With a wealth of experience gained from over 20 years of growing Alpines, Pam provided an inspiring talk. She dispelled myths such as: ‘Alpines are hard to grow’, ‘Alpines are all small’, ‘Alpines don’t live long’, ‘Alpines don’t like shade…’
They do like crevices, which can be vertical using rocks or tiles inserted end on, and using smaller plants from a garden centre often results in better success than from bigger pots.
Tips for Alpines:
- Use well drained soil; (John Innes No2 with 50% grit and a bit of compost will do).
- If transplanting bigger plants, damage the roots to stimulate new growth. An old Belfast sink can provide an ideal planter, but shallow pots will also work.
- Protect the plants from damp, though they may need protection in an unheated greenhouse in winter.
- If planting in a wall, best to plant as the wall is constructed.
Alpines can be used as underplanting for other plants such as roses, and some, such as thyme can be used as ground cover, though beware they can spread and roots can get very long .
Cyclamen and crocus with dwarf iris start the year in January, followed in February by early saxifrages, they don’t mind the snow. March sees miniature narcissi, species tulips, iris reticulata and by April a whole palate of plants from sedums, arabis, pulsatilla, aubretia, primulas and gentians providing wonderful colour. In May the chaenorhinium, alpine phlox, dianthus and saxifrage lithodora add to the garden delights.

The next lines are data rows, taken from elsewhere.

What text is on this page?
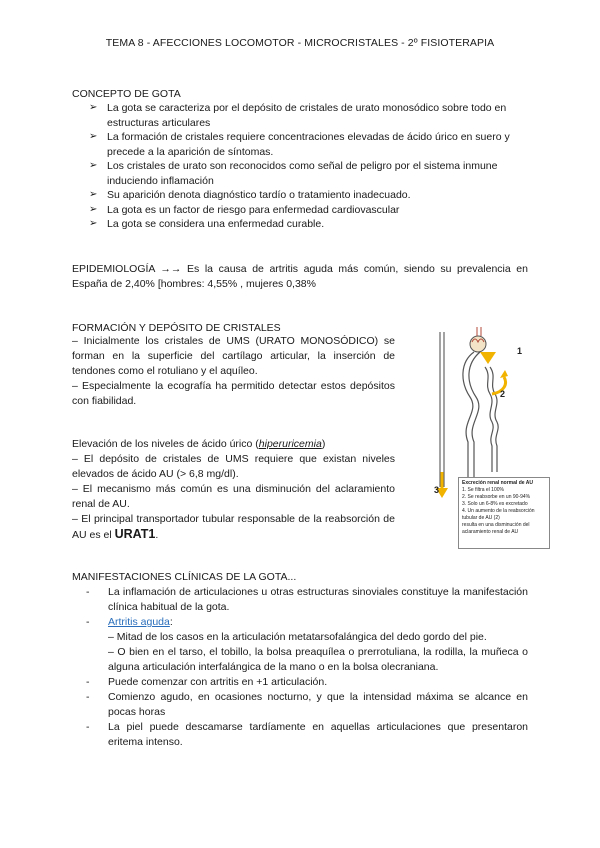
TEMA 8 - AFECCIONES LOCOMOTOR - MICROCRISTALES - 2º FISIOTERAPIA
CONCEPTO DE GOTA
➢ La gota se caracteriza por el depósito de cristales de urato monosódico sobre todo en estructuras articulares
➢ La formación de cristales requiere concentraciones elevadas de ácido úrico en suero y precede a la aparición de síntomas.
➢ Los cristales de urato son reconocidos como señal de peligro por el sistema inmune induciendo inflamación
➢ Su aparición denota diagnóstico tardío o tratamiento inadecuado.
➢ La gota es un factor de riesgo para enfermedad cardiovascular
➢ La gota se considera una enfermedad curable.
EPIDEMIOLOGÍA →→ Es la causa de artritis aguda más común, siendo su prevalencia en España de 2,40% [hombres: 4,55% , mujeres 0,38%
FORMACIÓN Y DEPÓSITO DE CRISTALES

– Inicialmente los cristales de UMS (URATO MONOSÓDICO) se forman en la superficie del cartílago articular, la inserción de tendones como el rotuliano y el aquíleo.

– Especialmente la ecografía ha permitido detectar estos depósitos con fiabilidad.

Elevación de los niveles de ácido úrico (hiperuricemia)

– El depósito de cristales de UMS requiere que existan niveles elevados de ácido AU (> 6,8 mg/dl).

– El mecanismo más común es una disminución del aclaramiento renal de AU.

– El principal transportador tubular responsable de la reabsorción de AU es el URAT1.

1
2
3
Excreción renal normal de AU
1. Se filtra el 100%
2. Se reabsorbe en un 90-94%
3. Solo un 6-8% es excretado
4. Un aumento de la reabsorción tubular de AU (2)
resulta en una disminución del
aclaramiento renal de AU
MANIFESTACIONES CLÍNICAS DE LA GOTA...
- La inflamación de articulaciones u otras estructuras sinoviales constituye la manifestación clínica habitual de la gota.
- Artritis aguda:
– Mitad de los casos en la articulación metatarsofalángica del dedo gordo del pie.
– O bien en el tarso, el tobillo, la bolsa preaquílea o prerrotuliana, la rodilla, la muñeca o alguna articulación interfalángica de la mano o en la bolsa olecraniana.
- Puede comenzar con artritis en +1 articulación.
- Comienzo agudo, en ocasiones nocturno, y que la intensidad máxima se alcance en pocas horas
- La piel puede descamarse tardíamente en aquellas articulaciones que presentaron eritema intenso.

By June silene, penstemon pinnolius, globulania , Oenothera are coming through and in July campanula thyrsoides , dianthus cathusanorum, potentilla eriocarpa with more varieties of sedum provide a wonderful display.
Dwarf geraniums and acis autumnale with cyclamen make an appearance in August and by September allium beeson, diascia, silene, colchicum (autumn crocus) along with hypericum and sternbergia bring wonderful colours and shapes to the autumn garden.
Even in October, penstemon eatonii , and later in November and December gentians, scabies aster snow, arabis Ferdinand and cyclamen bring cheer to otherwise dark months in the garden.